[FICHE] Le concept d’économie comportementale
sous le prisme de Keynes
Rédacteur : Aurèle Tranchant
Directrice de la publication : Emilie Tranchant
Date de rédaction : 11 Juin 2026
Recours à l’IA
Comprendre le concept en 1′ chrono
L’économie comportementale de Keynes repose sur l’idée que les décisions économiques ne sont pas
uniquement dictées par la rationalité, mais sont également influencées par des instincts, des émotions
et des comportements sociaux. Keynes, bien que ne faisant pas directement partie de l’école de
l’économie comportementale, a posé les bases de cette approche avec son concept des esprits
animaux (animal spirits), illustrant la manière dont la psychologie collective peut affecter les marchés et
la macroéconomie.
Contrairement aux modèles classiques de l’homo economicus, où les agents économiques prennent des
décisions rationnelles basées sur des calculs optimisés, Keynes souligne que les anticipations des
investisseurs et consommateurs sont façonnées par des phénomènes irrationnels. En période de
prospérité, une confiance excessive peut alimenter des bulles spéculatives, tandis qu’en période de
crise, une méfiance généralisée peut accentuer la récession, même si les fondamentaux économiques
ne justifient pas un tel effondrement.
L’impact de ces comportements sur les marchés financiers est considérable. Keynes décrit un système
où la volatilité est en grande partie due à des réactions en chaîne provoquées par la peur ou l’euphorie
des investisseurs. Cette intuition se retrouve aujourd’hui dans les études de l’économie
comportementale contemporaine, qui démontre que les biais cognitifs, comme le biais d’ancrage ou
le comportement de troupeau, influencent directement la dynamique des marchés.
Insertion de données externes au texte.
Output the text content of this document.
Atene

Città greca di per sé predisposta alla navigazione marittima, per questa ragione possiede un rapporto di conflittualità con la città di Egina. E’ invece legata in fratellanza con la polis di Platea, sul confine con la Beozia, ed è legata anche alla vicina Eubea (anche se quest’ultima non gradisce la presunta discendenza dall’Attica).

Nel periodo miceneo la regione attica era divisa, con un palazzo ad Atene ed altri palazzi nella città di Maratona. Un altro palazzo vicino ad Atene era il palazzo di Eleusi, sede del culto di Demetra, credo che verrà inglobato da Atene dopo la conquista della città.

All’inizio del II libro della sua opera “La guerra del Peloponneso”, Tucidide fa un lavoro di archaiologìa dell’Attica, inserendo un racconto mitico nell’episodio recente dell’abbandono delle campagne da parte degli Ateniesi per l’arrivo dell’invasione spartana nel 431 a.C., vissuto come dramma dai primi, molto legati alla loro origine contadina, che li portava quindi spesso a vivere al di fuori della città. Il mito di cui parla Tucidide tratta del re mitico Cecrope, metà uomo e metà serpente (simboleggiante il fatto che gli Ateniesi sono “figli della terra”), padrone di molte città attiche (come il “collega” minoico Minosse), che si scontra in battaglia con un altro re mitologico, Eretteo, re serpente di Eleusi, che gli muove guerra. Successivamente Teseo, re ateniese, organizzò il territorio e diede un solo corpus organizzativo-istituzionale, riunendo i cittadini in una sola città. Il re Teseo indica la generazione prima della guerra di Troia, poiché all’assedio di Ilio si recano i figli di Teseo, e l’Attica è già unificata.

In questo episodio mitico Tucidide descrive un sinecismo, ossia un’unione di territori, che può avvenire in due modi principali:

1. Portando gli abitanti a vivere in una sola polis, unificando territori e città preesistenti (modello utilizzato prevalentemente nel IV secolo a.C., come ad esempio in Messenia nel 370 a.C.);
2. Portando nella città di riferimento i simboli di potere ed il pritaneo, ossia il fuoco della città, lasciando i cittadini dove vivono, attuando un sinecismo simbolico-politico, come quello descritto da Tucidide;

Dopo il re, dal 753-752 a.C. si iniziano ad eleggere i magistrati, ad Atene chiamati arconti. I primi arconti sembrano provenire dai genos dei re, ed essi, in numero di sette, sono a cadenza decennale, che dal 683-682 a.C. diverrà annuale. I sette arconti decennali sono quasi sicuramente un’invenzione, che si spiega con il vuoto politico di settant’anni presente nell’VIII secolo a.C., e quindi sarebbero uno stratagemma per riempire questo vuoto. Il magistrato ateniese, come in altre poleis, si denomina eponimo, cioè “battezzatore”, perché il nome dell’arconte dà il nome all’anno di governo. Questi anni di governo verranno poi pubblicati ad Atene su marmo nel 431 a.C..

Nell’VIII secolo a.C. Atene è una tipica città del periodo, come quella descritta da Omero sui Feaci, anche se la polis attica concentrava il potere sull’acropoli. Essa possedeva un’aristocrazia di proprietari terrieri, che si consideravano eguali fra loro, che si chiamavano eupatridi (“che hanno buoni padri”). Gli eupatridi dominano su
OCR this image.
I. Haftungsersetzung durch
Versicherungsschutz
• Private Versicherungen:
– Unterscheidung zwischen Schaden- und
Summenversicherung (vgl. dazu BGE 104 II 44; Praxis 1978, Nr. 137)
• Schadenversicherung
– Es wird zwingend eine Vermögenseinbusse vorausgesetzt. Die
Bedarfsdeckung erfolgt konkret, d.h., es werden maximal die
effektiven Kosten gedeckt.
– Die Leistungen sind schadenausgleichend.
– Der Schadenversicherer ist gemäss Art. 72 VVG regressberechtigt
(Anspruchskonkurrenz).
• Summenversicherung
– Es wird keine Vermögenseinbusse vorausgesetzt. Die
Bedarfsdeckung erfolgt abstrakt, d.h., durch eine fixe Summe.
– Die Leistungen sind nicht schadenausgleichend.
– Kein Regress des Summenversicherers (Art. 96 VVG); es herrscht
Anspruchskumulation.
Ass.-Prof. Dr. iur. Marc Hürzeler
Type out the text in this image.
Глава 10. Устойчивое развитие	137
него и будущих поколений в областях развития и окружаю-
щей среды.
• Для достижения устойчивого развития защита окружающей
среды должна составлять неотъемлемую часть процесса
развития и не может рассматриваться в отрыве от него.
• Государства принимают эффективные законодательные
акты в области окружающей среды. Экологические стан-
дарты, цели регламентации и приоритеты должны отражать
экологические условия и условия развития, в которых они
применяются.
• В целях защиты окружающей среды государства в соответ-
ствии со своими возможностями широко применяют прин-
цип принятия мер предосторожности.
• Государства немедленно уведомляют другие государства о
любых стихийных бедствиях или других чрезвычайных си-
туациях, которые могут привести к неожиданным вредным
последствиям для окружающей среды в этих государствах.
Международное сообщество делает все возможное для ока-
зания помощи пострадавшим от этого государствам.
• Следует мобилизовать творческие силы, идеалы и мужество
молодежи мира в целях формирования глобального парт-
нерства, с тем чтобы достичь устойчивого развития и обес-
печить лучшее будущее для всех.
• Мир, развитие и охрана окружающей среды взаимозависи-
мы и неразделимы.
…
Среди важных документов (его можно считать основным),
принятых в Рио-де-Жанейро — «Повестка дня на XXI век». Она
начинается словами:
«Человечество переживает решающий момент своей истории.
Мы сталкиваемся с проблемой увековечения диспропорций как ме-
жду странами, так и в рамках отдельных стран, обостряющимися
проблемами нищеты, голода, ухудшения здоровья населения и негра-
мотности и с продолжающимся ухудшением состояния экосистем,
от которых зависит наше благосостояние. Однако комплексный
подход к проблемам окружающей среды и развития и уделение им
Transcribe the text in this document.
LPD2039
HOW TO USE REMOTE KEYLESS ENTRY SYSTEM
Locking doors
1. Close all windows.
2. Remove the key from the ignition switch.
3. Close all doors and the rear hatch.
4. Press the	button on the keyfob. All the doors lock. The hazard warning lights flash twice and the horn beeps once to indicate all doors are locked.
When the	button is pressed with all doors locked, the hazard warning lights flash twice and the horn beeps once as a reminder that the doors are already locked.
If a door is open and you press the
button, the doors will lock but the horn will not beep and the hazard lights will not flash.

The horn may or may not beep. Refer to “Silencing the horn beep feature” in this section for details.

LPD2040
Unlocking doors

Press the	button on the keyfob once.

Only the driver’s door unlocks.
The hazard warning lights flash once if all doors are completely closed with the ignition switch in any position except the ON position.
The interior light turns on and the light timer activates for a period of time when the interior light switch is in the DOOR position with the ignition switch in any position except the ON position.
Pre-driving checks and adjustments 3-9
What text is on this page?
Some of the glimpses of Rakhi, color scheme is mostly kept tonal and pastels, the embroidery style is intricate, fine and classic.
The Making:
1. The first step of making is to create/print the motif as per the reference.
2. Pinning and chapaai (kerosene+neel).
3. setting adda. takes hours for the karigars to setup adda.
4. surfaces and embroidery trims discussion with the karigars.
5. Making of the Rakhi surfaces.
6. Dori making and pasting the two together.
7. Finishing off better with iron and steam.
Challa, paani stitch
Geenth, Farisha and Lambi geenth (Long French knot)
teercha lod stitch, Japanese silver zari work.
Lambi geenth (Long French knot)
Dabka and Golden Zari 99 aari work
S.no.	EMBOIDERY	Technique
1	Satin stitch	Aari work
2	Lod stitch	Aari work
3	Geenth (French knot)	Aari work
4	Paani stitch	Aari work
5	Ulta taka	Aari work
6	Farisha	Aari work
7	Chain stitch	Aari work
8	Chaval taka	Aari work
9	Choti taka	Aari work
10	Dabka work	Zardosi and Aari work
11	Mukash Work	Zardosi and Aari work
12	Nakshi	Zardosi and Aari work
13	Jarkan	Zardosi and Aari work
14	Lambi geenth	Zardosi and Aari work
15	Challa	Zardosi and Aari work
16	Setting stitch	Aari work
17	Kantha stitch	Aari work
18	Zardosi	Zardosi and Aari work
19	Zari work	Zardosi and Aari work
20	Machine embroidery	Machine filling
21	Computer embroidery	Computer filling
Comme il l’affirme dans La théorie générale de l’emploi, de l’intérêt et de la monnaie (1936) : « Il vaut
mieux avoir tort avec la foule que raison contre elle. ». Cette observation illustre parfaitement la
manière dont la pression sociale et la peur de l’isolement peuvent conduire à des décisions
économiques irrationnelles.
Loin d’être une simple théorie, cette approche a des implications concrètes dans le domaine de la
finance, des politiques publiques et des stratégies économiques. Aujourd’hui, les régulateurs et
économistes utilisent ces principes pour mieux comprendre et prévenir les crises financières, concevoir
des politiques incitatives et affiner les modèles de prise de décision économique.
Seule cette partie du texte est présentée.